これは、Aさんが体験した話。
Aさんは、あるとき美容室に髪を切りに行った。
今まで通っていた美容室ではなく、新規の場所だった。
中に入ってみると、良い雰囲気だった。
こじんまりしているがお洒落な店内、お客さんは多く、スタッフの対応も良かった。
Aさんは、好印象をもった。
次回からは、ここへ通おうと思えるほどだった。
でも、1つだけ気になることがあった。
そこにいる男性スタッフが気になったのだ。
彼はシャンプーを専門にやっていた。
まだ、入って日も浅いのかもしれない。
Aさんは、別の女性スタッフからシャンプーをしてもらったので、その男性スタッフと関わることはなかった。
関わっていないのだから、接客態度云々の話ではない。
その男性スタッフのおかしい点に気が付いてしまったのだ。
いや、正確に言えば男性スタッフにおかしな点はない。
むしろ、真面目そうな好青年だった。
何がおかしいのかというと、その男性の両隣に幼い男女がベッタリとくっついているのだ。
最初は、そのスタッフの子供だと思った。
若いパパなのだろうと思っていた。
でも、新人スタッフが子供を連れて働けるものなのだろうか。
店長クラスならある程度の自由が利くかもしれないが、新人スタッフにそんな自由が与えられるのかは疑問だ。

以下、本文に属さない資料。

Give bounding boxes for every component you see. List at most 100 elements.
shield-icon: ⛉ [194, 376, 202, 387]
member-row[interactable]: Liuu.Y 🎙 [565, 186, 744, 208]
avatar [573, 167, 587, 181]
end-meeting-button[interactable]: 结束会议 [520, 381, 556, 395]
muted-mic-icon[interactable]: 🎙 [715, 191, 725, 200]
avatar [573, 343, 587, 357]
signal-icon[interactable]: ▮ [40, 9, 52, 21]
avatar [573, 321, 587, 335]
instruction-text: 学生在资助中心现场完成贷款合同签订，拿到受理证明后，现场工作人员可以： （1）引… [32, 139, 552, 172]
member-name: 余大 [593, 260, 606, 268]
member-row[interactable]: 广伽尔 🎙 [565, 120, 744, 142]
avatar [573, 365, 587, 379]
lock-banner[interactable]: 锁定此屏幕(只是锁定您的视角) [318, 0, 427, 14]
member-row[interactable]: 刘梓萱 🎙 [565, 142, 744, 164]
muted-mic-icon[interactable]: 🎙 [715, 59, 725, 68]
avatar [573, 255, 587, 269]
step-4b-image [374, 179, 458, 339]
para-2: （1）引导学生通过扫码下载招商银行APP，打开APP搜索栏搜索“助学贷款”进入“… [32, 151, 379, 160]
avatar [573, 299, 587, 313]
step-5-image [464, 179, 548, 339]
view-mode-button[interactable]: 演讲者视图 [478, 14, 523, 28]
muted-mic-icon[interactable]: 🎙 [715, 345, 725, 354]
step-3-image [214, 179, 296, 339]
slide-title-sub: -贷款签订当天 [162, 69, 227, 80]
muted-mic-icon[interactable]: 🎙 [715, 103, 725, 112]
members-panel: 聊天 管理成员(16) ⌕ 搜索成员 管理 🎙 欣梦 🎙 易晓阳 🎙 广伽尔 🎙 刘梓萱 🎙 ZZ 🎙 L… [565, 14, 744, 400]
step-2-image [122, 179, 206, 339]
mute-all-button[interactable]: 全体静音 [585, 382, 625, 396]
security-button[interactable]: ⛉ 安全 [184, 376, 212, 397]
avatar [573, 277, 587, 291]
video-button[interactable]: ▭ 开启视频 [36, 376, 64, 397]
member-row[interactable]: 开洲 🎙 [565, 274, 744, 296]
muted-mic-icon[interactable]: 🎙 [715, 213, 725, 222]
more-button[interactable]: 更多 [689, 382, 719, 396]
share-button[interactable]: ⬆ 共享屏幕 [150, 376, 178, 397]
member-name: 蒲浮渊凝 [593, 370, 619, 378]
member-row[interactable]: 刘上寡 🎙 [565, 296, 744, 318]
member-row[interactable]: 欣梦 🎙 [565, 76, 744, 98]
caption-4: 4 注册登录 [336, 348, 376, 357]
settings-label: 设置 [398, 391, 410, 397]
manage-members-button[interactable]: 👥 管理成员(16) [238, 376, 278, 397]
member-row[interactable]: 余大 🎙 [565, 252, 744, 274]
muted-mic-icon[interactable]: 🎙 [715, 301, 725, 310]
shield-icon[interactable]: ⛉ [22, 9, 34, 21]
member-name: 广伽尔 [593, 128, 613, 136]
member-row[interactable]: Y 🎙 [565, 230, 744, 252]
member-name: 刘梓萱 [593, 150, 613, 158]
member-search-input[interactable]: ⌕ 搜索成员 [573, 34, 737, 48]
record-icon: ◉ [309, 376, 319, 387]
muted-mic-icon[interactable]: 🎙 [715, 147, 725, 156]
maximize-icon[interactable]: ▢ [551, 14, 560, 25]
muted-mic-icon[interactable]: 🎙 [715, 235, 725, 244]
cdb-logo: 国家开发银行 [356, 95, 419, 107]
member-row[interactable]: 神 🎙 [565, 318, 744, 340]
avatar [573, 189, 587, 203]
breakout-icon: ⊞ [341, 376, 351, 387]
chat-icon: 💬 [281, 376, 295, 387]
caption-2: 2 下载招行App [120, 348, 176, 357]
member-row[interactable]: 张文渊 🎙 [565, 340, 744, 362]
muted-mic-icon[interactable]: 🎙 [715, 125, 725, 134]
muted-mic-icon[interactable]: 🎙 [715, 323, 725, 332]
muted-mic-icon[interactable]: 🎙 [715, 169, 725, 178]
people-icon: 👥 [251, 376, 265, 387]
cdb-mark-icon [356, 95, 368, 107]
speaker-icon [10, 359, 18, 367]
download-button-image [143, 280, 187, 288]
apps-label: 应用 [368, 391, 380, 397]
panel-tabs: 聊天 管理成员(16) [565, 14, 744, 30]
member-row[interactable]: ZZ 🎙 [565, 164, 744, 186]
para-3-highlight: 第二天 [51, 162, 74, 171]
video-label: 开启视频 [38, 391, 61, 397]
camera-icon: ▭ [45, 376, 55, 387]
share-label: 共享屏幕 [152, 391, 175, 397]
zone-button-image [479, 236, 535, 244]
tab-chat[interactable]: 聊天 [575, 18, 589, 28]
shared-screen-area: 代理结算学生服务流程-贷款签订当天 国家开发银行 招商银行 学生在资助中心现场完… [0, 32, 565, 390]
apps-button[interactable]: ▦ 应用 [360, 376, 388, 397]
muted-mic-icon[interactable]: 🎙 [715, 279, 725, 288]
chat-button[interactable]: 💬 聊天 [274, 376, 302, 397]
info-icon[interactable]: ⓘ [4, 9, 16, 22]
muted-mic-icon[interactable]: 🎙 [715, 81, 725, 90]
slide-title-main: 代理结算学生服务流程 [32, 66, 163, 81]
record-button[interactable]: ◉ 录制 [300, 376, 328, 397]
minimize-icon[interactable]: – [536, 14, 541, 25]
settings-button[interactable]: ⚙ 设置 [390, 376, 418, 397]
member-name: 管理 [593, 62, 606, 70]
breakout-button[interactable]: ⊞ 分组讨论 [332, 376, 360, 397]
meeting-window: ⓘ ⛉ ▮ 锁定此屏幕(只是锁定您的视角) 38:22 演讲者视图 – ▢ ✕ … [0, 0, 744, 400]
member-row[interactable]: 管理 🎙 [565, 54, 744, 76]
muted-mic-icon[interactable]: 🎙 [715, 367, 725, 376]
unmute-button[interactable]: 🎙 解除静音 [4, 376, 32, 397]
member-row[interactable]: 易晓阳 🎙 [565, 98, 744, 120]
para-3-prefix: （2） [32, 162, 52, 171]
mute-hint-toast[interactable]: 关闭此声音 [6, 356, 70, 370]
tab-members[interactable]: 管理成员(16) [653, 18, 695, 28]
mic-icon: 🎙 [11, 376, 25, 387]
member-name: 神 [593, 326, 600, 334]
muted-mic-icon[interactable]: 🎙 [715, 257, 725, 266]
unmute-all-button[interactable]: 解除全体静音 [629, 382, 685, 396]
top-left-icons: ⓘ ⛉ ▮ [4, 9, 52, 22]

さらに、その子供たちはAさん以外に見えていないようなのだ。
Aさんの目には、子供たちの姿がはっきりと見えている。
だから、幽霊の類であるというのは信じられない。
なぜ、Aさんにしか見えていないと思ったのかと言えば、別のスタッフに子供のことを聞いてみたからだ。
「あの子たちは、誰の子なんですか?」
でも、尋ねられたスタッフは不思議そうな顔をしている。
「子供?どこにいるんですか?」
おかしな返答だ。
そして、他にもおかしな点に気が付いた。
その子供たちはときどき、例の男性スタッフに噛み付くのだ。
甘噛みというレベルではない。
まるで、フライドチキンでも食べているかのように噛り付くのだ。
齧られると痛みがあるのか、男性スタッフはその度に顔を顔をしかめていた。
いろいろと気になることがある者の、Aさんにはどうすることもできなかった。
・・・・その後。
Aさんは、その美容室に行ってみたことがある。
そのときには、例の男性スタッフの姿はなかった。
他のスタッフに、さりげなく聞いてみる。
すると、こんな返事が返ってきた。
「ああ、それT君のことですね。T君、急に無断欠勤が多くなって、1年前くらいに辞めちゃいましたよ。」
1年前というと、ちょうどAさんがその店に行った頃だった。
そして、そのスタッフは内緒話も聞かせてくれた。
「噂ですけど、T君は亡くなったって噂があるんです。最後の方、すごく顔色悪かったから。あ、これ内緒ですよ。」
口の軽いスタッフだったようだ。
気になるのは、その噂が本当だとしたら。
あの子供たちは、死を招く子供ということになるのだろうか。
Aさんはそれ以来、その美容室には行っていない。